Maria, Madalena e nós, as catadoras de pérolas

segunda-feira, 24 de setembro de 2018

Tão logo adentrei a sala, vi um embrulho com o selo dos correios. Com curiosidade, abri o pacote e coloquei em meus braços o livro, “Maria Madalena: o evangelho segundo Maria, lançado em 2018, pela Geração Editorial, cujo autor é Armando Avena, um primo, que mergulhou com delicadeza e profundidade na alma feminina através de Maria e de Maria Madalena, figuras religiosas que trazem em suas trajetórias literárias a essência da mulher.

Armandinho foi corajoso em escrever a respeito de um tema tão instigante, emocionante e audacioso, pensei.   

Mergulhada no sofá, comecei a ler, ingerindo as ideias, degustando a mulher delineada em suas claras e suaves palavras. A narrativa foi, a cada página, tocando meu ego humano e feminino. A leitura me remeteu ao Genesis, que já tinha lido com olhos de escritora, cujo texto não me pareceu não distinguir a mulher do homem. Pelo contrário, sendo criada a partir de uma costela de Adão, Eva constitui-se como companheira, tendo o sentido de completude em sua essência. Ambos se tornam parceiros no Jardim do Éden, duas forças opostas, pelas suas diferenças, e complementares, pelas suas incompletudes.

Na China Milenar, especialmente no oráculo I Ching, cujo texto também pode ser tomado pelo caráter literário, e que se supõe ser o primeiro livro editado no planeta, eles foram descritos como o Yin e o Yang, o masculino e o feminino; sempre em processo de mutação, aproximação e encontro, emergindo no instante único entre o passado e o futuro, coexistindo com divergências, tendendo à derrota, com vitórias ocasionais. Sempre fazendo vínculos e reencontrando os ecos do tempo, criando e construindo linguagens.

A literatura acompanhou a trajetória feminina ao longo de milênios. Esta criatura sensível, criativa e sensitiva foi se aprimorando como uma catadora de pérolas, passando por transformações históricas e culturais, que fez com que sua força e inteligência se tornassem invisíveis, tal qual a intuitiva Penélope, que passou dez anos em Ítaca, tecendo, a espera do retorno de Ulisses. Não muito diferente foi a perspicaz Sherazade.
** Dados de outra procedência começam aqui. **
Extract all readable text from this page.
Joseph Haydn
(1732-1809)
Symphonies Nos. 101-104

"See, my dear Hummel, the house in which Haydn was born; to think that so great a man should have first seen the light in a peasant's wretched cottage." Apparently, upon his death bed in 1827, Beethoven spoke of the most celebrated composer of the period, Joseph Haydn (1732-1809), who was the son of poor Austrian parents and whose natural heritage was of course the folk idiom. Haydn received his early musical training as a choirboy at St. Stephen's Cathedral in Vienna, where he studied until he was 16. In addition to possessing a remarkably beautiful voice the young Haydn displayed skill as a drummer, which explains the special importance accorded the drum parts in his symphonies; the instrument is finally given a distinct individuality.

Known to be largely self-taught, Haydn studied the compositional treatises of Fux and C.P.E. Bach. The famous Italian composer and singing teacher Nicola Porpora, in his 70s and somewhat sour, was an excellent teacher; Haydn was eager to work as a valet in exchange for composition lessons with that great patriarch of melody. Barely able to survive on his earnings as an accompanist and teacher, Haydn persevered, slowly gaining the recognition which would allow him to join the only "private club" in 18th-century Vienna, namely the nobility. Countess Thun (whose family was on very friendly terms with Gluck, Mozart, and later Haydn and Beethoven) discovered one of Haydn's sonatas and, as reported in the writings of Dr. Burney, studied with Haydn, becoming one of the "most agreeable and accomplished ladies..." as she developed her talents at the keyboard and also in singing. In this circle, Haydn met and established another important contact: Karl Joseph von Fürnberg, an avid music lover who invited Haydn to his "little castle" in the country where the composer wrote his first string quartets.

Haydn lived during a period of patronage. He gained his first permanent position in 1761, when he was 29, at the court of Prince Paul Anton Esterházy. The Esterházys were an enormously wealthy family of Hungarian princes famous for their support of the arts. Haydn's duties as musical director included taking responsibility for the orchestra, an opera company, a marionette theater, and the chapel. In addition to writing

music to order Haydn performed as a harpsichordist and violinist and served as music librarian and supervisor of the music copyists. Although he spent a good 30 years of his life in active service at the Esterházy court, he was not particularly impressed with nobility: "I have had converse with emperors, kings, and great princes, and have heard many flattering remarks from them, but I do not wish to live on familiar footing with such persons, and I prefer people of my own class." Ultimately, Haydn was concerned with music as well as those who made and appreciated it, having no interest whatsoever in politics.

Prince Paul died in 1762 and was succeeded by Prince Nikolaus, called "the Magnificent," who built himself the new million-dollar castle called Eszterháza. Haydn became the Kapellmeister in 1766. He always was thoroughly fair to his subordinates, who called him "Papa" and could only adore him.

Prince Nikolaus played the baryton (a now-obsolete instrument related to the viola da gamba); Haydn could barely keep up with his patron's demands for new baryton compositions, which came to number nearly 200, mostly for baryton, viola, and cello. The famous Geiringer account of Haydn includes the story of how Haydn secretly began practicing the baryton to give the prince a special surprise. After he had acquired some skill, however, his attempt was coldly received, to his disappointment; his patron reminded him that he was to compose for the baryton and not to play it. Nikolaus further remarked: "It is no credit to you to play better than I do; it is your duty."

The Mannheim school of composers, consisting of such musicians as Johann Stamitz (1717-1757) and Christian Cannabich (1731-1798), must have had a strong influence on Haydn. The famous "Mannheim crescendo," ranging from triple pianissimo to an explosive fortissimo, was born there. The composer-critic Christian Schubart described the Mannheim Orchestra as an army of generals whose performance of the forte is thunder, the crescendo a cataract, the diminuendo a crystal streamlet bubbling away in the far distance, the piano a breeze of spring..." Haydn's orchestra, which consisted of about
Ou como a sedutora Sita, da lenda indiana Cabeças Trocadas, de Thomas Mann.

Hoje, a mulher continua a ser retratada pela literatura através de um número incontável de personagens, sempre reconfigurada em cada obra. São criaturas fictícias que influenciam a vida de viventes pelas características irresistíveis e fascinantes que possuem. São como entidades que ganham estado de existência, superando até a do próprio autor. Ah, Capitu, Macabea e Emília saíram personificadas das páginas dos livros!

Todas, entretanto, trazem a essência da mulher da literatura clássica. Mesmo com todas as transformações da modernidade, a mulher nunca deixou de trazer um útero em seu ventre, um terceiro olhar entre seus olhos e de ter um clitóris em sua anatomia, único órgão do ser humano que tem a função de dar prazer. Maria e Maria Madalena sabiam disso, mais do que a bela da tarde.

Para findar, todas as personagens marcantes possuem largos bolsos em que guardam pérolas.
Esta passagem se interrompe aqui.